Ewen and Beth Partin, who co-owns the practice where Estes works, said the state’s 2,800 nurse practitioners shouldn’t need “collaborative agreements” with doctors that are now required to prescribe nonscheduled drugs such as blood pressure medications. Partin said such agreements put practices in jeopardy if a doctor dies, moves or charges a large signing fee.
Physicians, however, have long argued that those agreements are essential. Cory Meadows, director of advocacy and legal affairs with the Kentucky Medical Association, talks about expanding care with nonphysicians in a “physician-led, team-based approach.”
“If we team up together to take care of people, we may not be as short of manpower,” Waldridge said.
Some health care leaders said the growing array of walk-in clinics, such as Baptist Express Care in Walmart stores, provide another avenue for care, at least for minor illnesses.
And hospital officials said they plan to continue expanding primary care and employ telemedicine. Ruth Brinkley, president and chief executive officer of KentuckyOne Health, for example, said her system is looking to open new primary care offices and hire more staff.

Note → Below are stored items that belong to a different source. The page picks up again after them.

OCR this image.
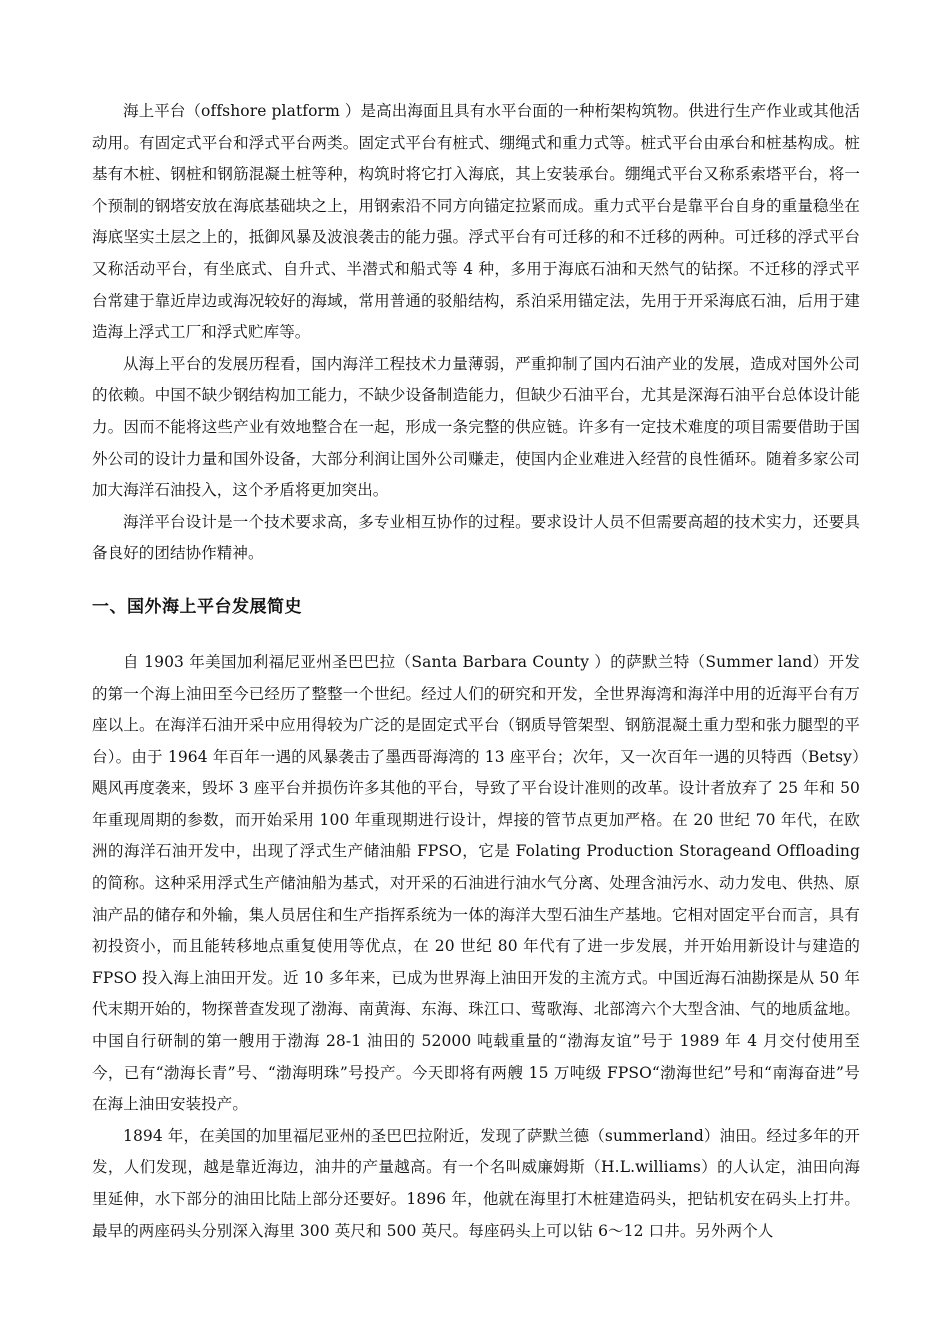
海上平台（offshore platform ）是高出海面且具有水平台面的一种桁架构筑物。供进行生产作业或其他活动用。有固定式平台和浮式平台两类。固定式平台有桩式、绷绳式和重力式等。桩式平台由承台和桩基构成。桩基有木桩、钢桩和钢筋混凝土桩等种，构筑时将它打入海底，其上安装承台。绷绳式平台又称系索塔平台，将一个预制的钢塔安放在海底基础块之上，用钢索沿不同方向锚定拉紧而成。重力式平台是靠平台自身的重量稳坐在海底坚实土层之上的，抵御风暴及波浪袭击的能力强。浮式平台有可迁移的和不迁移的两种。可迁移的浮式平台又称活动平台，有坐底式、自升式、半潜式和船式等 4 种，多用于海底石油和天然气的钻探。不迁移的浮式平台常建于靠近岸边或海况较好的海域，常用普通的驳船结构，系泊采用锚定法，先用于开采海底石油，后用于建造海上浮式工厂和浮式贮库等。

从海上平台的发展历程看，国内海洋工程技术力量薄弱，严重抑制了国内石油产业的发展，造成对国外公司的依赖。中国不缺少钢结构加工能力，不缺少设备制造能力，但缺少石油平台，尤其是深海石油平台总体设计能力。因而不能将这些产业有效地整合在一起，形成一条完整的供应链。许多有一定技术难度的项目需要借助于国外公司的设计力量和国外设备，大部分利润让国外公司赚走，使国内企业难进入经营的良性循环。随着多家公司加大海洋石油投入，这个矛盾将更加突出。

海洋平台设计是一个技术要求高，多专业相互协作的过程。要求设计人员不但需要高超的技术实力，还要具备良好的团结协作精神。

一、国外海上平台发展简史

自 1903 年美国加利福尼亚州圣巴巴拉（Santa Barbara County ）的萨默兰特（Summer land）开发的第一个海上油田至今已经历了整整一个世纪。经过人们的研究和开发，全世界海湾和海洋中用的近海平台有万座以上。在海洋石油开采中应用得较为广泛的是固定式平台（钢质导管架型、钢筋混凝土重力型和张力腿型的平台）。由于 1964 年百年一遇的风暴袭击了墨西哥海湾的 13 座平台；次年，又一次百年一遇的贝特西（Betsy）飓风再度袭来，毁坏 3 座平台并损伤许多其他的平台，导致了平台设计准则的改革。设计者放弃了 25 年和 50 年重现周期的参数，而开始采用 100 年重现期进行设计，焊接的管节点更加严格。在 20 世纪 70 年代，在欧洲的海洋石油开发中，出现了浮式生产储油船 FPSO，它是 Folating Production Storageand Offloading 的简称。这种采用浮式生产储油船为基式，对开采的石油进行油水气分离、处理含油污水、动力发电、供热、原油产品的储存和外输，集人员居住和生产指挥系统为一体的海洋大型石油生产基地。它相对固定平台而言，具有初投资小，而且能转移地点重复使用等优点，在 20 世纪 80 年代有了进一步发展，并开始用新设计与建造的 FPSO 投入海上油田开发。近 10 多年来，已成为世界海上油田开发的主流方式。中国近海石油勘探是从 50 年代末期开始的，物探普查发现了渤海、南黄海、东海、珠江口、莺歌海、北部湾六个大型含油、气的地质盆地。中国自行研制的第一艘用于渤海 28-1 油田的 52000 吨载重量的“渤海友谊”号于 1989 年 4 月交付使用至今，已有“渤海长青”号、“渤海明珠”号投产。今天即将有两艘 15 万吨级 FPSO“渤海世纪”号和“南海奋进”号在海上油田安装投产。

1894 年，在美国的加里福尼亚州的圣巴巴拉附近，发现了萨默兰德（summerland）油田。经过多年的开发，人们发现，越是靠近海边，油井的产量越高。有一个名叫威廉姆斯（H.L.williams）的人认定，油田向海里延伸，水下部分的油田比陆上部分还要好。1896 年，他就在海里打木桩建造码头，把钻机安在码头上打井。最早的两座码头分别深入海里 300 英尺和 500 英尺。每座码头上可以钻 6～12 口井。另外两个人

Meanwhile, Dr. David Dunn, vice president for health affairs at the University of Louisville, said the university is increasing physician training in such areas as family medicine and geriatrics and using funds from partner KentuckyOne to expand the nursing work force with professionals, such as advanced nurse practitioners.
Health providers and advocates agreed that getting more people insured should produce a healthier population in the end. But they said much remains unknown, including how many of those eligible for coverage under health reform will sign up for it.
“The more people we can get into the health care system, the more people get care. It not only saves and improves lives, but it also reduces costs,” said Norton’s Williams. “It’s going to be a positive over the long term. But I think there will be a learning curve and an experience curve.”